The developer’s environmental consultant reported several contaminants in soil and groundwater samples beyond cleanup standards, estimating a cleanup at $4 million to $8 million. In 2006, Lighthouse applied to the brownfields program, which has tax credits ranging from 10 percent to 22 percent of various costs.

The DEC rejected the request a year later, finding most samples were well within its post-cleanup limits and the site did not meet the statutory definition of a brownfield. It is defined as property whose redevelopment or reuse “may be complicated by the presence or potential presence of a contaminant,” meaning “hazardous waste and/or petroleum.”
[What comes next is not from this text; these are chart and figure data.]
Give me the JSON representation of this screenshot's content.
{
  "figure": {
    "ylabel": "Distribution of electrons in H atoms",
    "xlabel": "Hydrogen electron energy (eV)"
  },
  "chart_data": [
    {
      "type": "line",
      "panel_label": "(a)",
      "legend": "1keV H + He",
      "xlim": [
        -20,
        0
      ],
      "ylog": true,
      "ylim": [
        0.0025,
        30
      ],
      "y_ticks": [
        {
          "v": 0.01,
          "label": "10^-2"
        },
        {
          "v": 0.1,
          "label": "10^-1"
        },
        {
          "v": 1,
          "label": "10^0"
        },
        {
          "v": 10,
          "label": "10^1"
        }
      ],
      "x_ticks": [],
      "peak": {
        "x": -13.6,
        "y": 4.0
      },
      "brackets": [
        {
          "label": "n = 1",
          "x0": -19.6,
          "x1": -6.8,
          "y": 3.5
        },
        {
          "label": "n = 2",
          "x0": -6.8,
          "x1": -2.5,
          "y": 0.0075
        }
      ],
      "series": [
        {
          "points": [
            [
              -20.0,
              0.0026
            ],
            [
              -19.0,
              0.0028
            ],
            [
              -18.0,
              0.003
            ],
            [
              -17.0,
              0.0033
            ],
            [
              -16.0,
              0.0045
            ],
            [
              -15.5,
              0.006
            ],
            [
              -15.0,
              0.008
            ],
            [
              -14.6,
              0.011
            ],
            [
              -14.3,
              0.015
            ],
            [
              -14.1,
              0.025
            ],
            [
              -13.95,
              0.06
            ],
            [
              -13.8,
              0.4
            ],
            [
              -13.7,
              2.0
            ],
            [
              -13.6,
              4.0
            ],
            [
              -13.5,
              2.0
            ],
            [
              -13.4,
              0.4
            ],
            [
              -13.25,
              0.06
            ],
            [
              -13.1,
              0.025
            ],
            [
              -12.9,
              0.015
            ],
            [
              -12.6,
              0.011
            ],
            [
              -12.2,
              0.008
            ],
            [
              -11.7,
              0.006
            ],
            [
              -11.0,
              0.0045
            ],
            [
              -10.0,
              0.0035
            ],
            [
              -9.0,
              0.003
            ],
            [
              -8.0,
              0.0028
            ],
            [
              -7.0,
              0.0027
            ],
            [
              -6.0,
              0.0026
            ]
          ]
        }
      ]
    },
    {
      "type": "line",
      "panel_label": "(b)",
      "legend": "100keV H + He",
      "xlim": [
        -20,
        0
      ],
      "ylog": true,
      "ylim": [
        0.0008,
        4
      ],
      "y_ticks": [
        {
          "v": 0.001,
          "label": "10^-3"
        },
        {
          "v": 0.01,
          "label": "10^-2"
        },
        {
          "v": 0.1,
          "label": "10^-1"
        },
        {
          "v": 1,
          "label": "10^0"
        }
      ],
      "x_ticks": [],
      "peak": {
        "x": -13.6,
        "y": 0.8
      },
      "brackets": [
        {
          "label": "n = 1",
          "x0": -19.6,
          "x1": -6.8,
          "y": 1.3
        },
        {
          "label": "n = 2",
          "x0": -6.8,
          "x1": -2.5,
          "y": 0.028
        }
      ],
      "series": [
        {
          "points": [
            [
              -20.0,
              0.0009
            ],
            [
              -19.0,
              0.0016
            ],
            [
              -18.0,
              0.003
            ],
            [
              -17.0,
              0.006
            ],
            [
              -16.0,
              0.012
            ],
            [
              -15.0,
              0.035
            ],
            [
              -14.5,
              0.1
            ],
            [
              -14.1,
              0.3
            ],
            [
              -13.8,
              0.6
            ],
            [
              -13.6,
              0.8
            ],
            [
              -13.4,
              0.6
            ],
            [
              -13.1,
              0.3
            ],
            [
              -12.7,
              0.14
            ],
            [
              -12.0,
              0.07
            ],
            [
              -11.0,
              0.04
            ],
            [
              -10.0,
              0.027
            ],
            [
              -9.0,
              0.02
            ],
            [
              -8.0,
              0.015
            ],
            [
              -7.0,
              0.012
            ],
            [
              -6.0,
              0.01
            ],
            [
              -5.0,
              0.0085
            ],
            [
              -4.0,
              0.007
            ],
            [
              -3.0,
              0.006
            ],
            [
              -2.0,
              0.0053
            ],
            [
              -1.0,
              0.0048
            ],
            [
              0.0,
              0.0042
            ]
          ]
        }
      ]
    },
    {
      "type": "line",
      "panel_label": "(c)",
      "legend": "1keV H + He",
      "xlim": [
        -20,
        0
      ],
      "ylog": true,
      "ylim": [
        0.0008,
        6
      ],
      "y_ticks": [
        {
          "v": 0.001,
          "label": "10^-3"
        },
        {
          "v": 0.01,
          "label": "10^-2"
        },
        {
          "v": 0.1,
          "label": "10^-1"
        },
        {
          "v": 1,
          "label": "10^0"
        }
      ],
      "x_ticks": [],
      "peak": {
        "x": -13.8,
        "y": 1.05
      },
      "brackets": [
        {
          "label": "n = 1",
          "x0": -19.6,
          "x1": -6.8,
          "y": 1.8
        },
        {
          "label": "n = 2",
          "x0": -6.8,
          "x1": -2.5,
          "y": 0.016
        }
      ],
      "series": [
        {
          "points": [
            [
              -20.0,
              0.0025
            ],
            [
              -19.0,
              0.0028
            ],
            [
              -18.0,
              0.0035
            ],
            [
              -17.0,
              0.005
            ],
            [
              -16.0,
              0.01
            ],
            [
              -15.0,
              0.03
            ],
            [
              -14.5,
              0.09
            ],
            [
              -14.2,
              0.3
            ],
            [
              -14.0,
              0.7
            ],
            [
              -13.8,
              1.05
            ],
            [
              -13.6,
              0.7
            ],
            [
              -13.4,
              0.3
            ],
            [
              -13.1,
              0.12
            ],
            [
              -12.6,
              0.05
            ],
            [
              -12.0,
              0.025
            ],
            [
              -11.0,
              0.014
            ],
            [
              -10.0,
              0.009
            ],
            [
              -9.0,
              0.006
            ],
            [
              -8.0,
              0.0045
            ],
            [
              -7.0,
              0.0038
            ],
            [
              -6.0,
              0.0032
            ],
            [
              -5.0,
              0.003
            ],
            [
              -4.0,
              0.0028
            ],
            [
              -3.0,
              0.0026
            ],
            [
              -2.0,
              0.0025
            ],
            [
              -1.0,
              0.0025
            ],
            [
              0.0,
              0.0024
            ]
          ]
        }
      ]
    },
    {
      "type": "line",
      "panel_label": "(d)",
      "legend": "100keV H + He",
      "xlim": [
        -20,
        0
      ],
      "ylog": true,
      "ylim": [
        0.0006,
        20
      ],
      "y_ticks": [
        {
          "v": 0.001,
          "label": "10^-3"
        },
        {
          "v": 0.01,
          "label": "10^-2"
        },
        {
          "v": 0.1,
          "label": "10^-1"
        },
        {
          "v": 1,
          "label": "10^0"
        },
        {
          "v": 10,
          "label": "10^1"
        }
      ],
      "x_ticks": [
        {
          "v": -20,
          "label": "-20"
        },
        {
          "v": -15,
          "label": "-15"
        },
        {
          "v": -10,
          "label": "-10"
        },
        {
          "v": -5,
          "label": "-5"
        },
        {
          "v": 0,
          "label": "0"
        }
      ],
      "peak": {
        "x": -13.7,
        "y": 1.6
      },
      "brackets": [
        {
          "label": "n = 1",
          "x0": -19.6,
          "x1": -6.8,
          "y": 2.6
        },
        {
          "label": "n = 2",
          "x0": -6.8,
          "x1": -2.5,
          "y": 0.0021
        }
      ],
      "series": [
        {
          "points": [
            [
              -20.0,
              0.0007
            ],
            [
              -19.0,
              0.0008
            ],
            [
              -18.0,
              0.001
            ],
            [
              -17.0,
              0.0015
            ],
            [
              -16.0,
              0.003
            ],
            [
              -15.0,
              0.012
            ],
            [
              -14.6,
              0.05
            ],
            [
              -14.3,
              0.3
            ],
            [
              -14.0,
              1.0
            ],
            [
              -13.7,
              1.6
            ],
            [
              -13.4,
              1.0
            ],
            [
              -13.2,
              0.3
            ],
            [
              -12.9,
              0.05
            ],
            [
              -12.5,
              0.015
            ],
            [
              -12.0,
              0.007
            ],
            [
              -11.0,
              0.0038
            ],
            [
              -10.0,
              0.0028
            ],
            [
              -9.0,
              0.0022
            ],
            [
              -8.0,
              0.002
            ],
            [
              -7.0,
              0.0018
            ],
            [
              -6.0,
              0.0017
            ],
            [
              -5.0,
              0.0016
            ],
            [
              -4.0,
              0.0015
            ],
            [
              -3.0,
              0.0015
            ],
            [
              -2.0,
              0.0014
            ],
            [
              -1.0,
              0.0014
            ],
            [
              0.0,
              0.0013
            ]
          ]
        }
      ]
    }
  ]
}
However, the seven judges described a low eligibility threshold consistent with the statute’s legislative history, “so long as the presence or potential presence of a contaminant within its boundaries makes redevelopment or reuse more complex, involved or difficult in some way.”

Alan Knauf, attorney for the developers, said it’s a great waterfront site, one what wouldn’t be available now except for the environmental issues, and they plan to move ahead. “We had financing, but the people would not go forward without the DEC signing off on the release of liability,” he said.

Knauf said the tax credits over the probable 10 years of the project will be exceeded “many times over” by the economic benefit from property taxes, new jobs and other taxes and development of a new visitor destination for Rochester.

State conservation officials declined to immediately comment.